Appendix2     Individual Body Weights and Body Weight Changes

		Body Weight (g) at Day			Body Weight Gain (g) During Week
Dose Level mg/kg	Animal Number and Sex	0	7	14	1		2
2112*	1-0 Female	145	173	186	28		13
	1-1 Female	148	163	176	15		13
	1-2 Female	143	162	173	19		11
	2-0 Female	176	194	209	18		15
	2-1 Female	161	180	199	19		19
	2-2 Female	164	188	204	24		16

*=    Equivalent to 2000 mg active ingredient/kg body weight

Appendix3     Individual Necropsy Findings

Dose Level mg/kg	Animal Number and Sex	Time of Death	Macroscopic Observations
2112*	1-0 Female	Killed Day 14	No abnormalities detected
	1-1 Female	Killed Day 14	No abnormalities detected
	1-2 Female	Killed Day 14	No abnormalities detected
	2-0 Female	Killed Day 14	No abnormalities detected
	2-1 Female	Killed Day 14	No abnormalities detected
	2-2 Female	Killed Day 14	No abnormalities detected

*=    Equivalent to 2000 mg active ingredient/kg body weight

Applicant's summary and conclusion

Interpretation of results:

GHS criteria not met

Conclusions:

The acute oral median lethal dose (LD50) of the test item in the female Wistar strain rat was estimated to be greater than 2112 mg/kg body weight (equivalent to 2000 mg active ingredient/kg body weight) (Globally Harmonized Classification System - Unclassified).

Executive summary:

Introduction

The study was performed to assess the acute oral toxicity of the test item in the Wistar strain rat.

Methods

A group of three fasted females was treated with the test item at a dose level of 2112 mg/kg body weight (equivalent to 2000 mg active ingredient/kg body weight). This was followed by a further group of three fasted females at the same dose level. Dosing was performed sequentially.

The test item was administered orally as a suspension in distilled water. During the 14 day observation period, clinical signs and body weight development were monitored. Thereafter all animals were subjected to gross necropsy.

Results

Mortality. There were no deaths.

Clinical Observations. There were no signs of systemic toxicity. Black staining of the feces was noted in the cage of the second group of animals.
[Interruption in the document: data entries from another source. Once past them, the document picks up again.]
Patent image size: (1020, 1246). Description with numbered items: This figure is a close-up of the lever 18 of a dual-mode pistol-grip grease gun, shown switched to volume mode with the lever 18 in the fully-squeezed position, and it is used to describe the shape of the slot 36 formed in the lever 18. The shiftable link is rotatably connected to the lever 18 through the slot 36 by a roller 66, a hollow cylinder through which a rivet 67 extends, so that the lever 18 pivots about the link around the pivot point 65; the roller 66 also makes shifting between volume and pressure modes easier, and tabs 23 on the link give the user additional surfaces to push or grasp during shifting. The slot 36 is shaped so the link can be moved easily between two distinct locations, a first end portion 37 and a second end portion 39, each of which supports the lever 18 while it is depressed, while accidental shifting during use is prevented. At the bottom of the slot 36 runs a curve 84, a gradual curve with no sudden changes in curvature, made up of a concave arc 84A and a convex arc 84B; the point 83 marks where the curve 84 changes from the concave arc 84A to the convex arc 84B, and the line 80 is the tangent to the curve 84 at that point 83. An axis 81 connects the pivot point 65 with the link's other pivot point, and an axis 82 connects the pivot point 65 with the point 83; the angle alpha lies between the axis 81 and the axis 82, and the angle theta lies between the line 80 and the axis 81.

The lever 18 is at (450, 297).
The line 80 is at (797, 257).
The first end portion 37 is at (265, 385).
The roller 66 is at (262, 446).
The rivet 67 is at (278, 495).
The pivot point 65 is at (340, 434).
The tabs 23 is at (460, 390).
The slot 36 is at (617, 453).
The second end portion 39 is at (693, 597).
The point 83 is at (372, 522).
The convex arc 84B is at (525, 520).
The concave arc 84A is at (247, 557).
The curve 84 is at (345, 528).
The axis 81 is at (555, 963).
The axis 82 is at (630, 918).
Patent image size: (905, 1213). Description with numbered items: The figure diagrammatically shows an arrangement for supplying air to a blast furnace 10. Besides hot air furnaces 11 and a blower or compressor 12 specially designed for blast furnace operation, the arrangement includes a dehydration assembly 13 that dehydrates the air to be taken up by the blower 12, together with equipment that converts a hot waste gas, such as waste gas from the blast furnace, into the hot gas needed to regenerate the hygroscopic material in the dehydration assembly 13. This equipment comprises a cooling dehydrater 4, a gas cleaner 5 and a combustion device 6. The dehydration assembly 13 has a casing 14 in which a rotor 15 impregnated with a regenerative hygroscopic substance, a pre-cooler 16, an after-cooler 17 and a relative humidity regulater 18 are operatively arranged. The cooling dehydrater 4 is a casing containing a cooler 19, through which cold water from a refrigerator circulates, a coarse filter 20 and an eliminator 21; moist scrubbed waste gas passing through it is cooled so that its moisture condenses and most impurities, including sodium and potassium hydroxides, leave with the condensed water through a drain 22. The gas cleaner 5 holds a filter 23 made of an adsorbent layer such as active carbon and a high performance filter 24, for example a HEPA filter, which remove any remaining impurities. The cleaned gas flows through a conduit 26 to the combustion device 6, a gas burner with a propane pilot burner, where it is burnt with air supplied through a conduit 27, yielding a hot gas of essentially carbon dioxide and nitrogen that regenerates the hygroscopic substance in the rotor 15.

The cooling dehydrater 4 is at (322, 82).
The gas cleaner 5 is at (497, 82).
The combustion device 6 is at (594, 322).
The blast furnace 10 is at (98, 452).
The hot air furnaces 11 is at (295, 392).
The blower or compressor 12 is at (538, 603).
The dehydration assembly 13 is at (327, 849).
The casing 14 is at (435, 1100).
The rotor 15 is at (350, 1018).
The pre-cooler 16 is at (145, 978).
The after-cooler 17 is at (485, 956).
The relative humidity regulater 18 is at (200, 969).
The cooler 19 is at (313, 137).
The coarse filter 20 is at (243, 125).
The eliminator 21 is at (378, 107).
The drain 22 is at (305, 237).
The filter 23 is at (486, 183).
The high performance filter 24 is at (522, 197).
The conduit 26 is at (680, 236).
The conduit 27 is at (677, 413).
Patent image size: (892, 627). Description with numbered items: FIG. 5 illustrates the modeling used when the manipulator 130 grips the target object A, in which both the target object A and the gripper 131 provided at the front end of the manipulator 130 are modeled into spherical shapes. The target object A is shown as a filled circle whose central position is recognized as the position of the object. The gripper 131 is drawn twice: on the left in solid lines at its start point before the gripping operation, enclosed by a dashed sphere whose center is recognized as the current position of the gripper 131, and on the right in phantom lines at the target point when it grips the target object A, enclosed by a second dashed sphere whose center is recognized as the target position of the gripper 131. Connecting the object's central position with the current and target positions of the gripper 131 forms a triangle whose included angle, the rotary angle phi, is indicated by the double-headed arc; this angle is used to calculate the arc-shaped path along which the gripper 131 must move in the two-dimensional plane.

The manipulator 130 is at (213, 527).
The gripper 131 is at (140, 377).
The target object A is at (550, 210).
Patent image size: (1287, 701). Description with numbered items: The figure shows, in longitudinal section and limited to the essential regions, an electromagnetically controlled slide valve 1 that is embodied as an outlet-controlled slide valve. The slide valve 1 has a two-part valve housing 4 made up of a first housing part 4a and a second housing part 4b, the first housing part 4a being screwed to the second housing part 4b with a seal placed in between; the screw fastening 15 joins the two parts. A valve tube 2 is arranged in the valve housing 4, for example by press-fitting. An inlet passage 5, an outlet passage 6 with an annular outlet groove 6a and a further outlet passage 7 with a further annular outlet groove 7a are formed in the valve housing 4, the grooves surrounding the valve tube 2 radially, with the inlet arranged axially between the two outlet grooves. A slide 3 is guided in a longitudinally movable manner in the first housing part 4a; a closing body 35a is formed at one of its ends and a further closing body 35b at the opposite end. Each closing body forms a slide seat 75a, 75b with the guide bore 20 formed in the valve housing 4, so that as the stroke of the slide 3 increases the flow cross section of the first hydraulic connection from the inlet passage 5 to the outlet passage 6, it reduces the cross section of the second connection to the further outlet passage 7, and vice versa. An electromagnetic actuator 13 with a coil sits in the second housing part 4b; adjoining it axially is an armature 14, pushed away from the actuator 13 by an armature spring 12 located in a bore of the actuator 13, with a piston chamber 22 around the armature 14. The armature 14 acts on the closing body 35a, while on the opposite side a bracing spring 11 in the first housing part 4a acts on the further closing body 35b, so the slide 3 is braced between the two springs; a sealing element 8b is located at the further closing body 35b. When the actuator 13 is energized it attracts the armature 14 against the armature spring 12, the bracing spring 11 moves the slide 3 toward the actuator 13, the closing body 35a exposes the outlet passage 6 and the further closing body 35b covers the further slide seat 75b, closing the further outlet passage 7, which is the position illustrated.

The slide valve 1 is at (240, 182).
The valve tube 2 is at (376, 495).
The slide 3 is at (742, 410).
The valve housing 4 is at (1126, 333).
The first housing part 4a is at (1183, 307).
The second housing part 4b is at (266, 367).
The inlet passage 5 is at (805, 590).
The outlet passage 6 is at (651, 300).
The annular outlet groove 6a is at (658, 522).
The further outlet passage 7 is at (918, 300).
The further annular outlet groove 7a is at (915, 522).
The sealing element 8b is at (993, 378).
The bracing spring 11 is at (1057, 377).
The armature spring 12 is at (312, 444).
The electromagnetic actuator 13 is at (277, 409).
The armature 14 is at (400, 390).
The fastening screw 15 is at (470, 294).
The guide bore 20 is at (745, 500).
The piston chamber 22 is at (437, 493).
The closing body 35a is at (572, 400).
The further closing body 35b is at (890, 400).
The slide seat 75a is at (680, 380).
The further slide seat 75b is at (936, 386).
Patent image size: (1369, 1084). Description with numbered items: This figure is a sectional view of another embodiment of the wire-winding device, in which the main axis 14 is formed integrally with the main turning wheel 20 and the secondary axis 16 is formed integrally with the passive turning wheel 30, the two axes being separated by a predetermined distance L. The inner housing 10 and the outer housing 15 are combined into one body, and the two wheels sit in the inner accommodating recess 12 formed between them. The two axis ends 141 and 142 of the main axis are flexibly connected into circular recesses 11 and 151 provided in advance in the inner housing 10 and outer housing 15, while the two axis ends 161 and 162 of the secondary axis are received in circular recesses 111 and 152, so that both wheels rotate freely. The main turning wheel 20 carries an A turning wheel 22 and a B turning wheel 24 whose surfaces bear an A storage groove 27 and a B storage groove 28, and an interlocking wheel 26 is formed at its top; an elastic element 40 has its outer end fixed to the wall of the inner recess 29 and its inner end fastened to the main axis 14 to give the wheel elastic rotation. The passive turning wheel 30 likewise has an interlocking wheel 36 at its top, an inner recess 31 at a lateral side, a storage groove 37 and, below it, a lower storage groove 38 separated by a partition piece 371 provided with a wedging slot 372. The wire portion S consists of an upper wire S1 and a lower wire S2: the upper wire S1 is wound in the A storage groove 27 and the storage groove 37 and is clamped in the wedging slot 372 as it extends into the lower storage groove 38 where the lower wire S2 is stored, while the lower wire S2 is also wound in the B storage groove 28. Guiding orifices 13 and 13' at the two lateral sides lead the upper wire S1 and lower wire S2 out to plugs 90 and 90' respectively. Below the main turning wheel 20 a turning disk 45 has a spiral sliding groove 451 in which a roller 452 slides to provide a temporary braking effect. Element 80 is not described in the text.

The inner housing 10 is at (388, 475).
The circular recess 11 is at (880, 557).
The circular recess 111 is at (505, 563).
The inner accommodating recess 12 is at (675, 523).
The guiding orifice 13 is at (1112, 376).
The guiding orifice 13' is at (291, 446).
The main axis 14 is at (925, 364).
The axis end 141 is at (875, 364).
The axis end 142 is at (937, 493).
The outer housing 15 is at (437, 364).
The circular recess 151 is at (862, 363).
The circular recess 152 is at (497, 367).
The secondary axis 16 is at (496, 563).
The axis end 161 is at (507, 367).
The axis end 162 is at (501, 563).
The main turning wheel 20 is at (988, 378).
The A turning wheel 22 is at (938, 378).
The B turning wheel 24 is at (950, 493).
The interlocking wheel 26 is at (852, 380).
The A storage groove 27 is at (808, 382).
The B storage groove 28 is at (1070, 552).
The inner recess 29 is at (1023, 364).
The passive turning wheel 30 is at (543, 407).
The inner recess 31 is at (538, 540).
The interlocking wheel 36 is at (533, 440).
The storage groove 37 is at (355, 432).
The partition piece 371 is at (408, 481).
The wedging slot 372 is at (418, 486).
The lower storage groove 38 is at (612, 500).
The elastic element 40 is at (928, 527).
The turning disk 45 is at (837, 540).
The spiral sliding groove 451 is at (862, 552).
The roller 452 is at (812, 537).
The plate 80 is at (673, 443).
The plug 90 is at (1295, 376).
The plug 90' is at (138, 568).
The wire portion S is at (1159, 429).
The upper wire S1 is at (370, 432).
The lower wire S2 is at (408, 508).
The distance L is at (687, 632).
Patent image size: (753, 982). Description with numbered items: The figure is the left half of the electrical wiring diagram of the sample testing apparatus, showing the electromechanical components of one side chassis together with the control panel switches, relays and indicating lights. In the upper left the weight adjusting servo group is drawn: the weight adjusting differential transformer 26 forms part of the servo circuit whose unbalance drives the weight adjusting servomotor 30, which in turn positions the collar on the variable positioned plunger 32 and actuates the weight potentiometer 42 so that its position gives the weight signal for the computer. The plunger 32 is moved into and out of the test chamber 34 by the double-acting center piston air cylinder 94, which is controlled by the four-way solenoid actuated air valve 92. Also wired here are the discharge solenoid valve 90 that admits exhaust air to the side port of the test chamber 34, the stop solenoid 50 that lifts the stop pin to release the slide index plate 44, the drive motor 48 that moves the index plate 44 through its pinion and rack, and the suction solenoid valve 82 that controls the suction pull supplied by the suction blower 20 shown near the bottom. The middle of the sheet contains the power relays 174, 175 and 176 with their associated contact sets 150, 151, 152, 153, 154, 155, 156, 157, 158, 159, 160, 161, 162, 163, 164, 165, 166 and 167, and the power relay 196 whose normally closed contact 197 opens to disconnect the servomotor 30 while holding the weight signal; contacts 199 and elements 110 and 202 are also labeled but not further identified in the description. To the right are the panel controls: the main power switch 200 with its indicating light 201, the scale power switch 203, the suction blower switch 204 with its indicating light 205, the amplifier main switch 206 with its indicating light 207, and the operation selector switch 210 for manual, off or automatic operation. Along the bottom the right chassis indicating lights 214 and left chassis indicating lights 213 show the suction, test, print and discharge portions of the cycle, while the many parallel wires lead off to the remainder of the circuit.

Body Weight. All animals showed expected gains in body weight.

Necropsy. No abnormalities were noted at necropsy.

Conclusion

The acute oral median lethal dose (LD₅₀) of the test item in the female Wistar strain rat was estimated to be greater than 2112 mg/kg body weight (equivalent to 2000 mg active ingredient/kg body weight) (Globally Harmonized Classification System - Unclassified).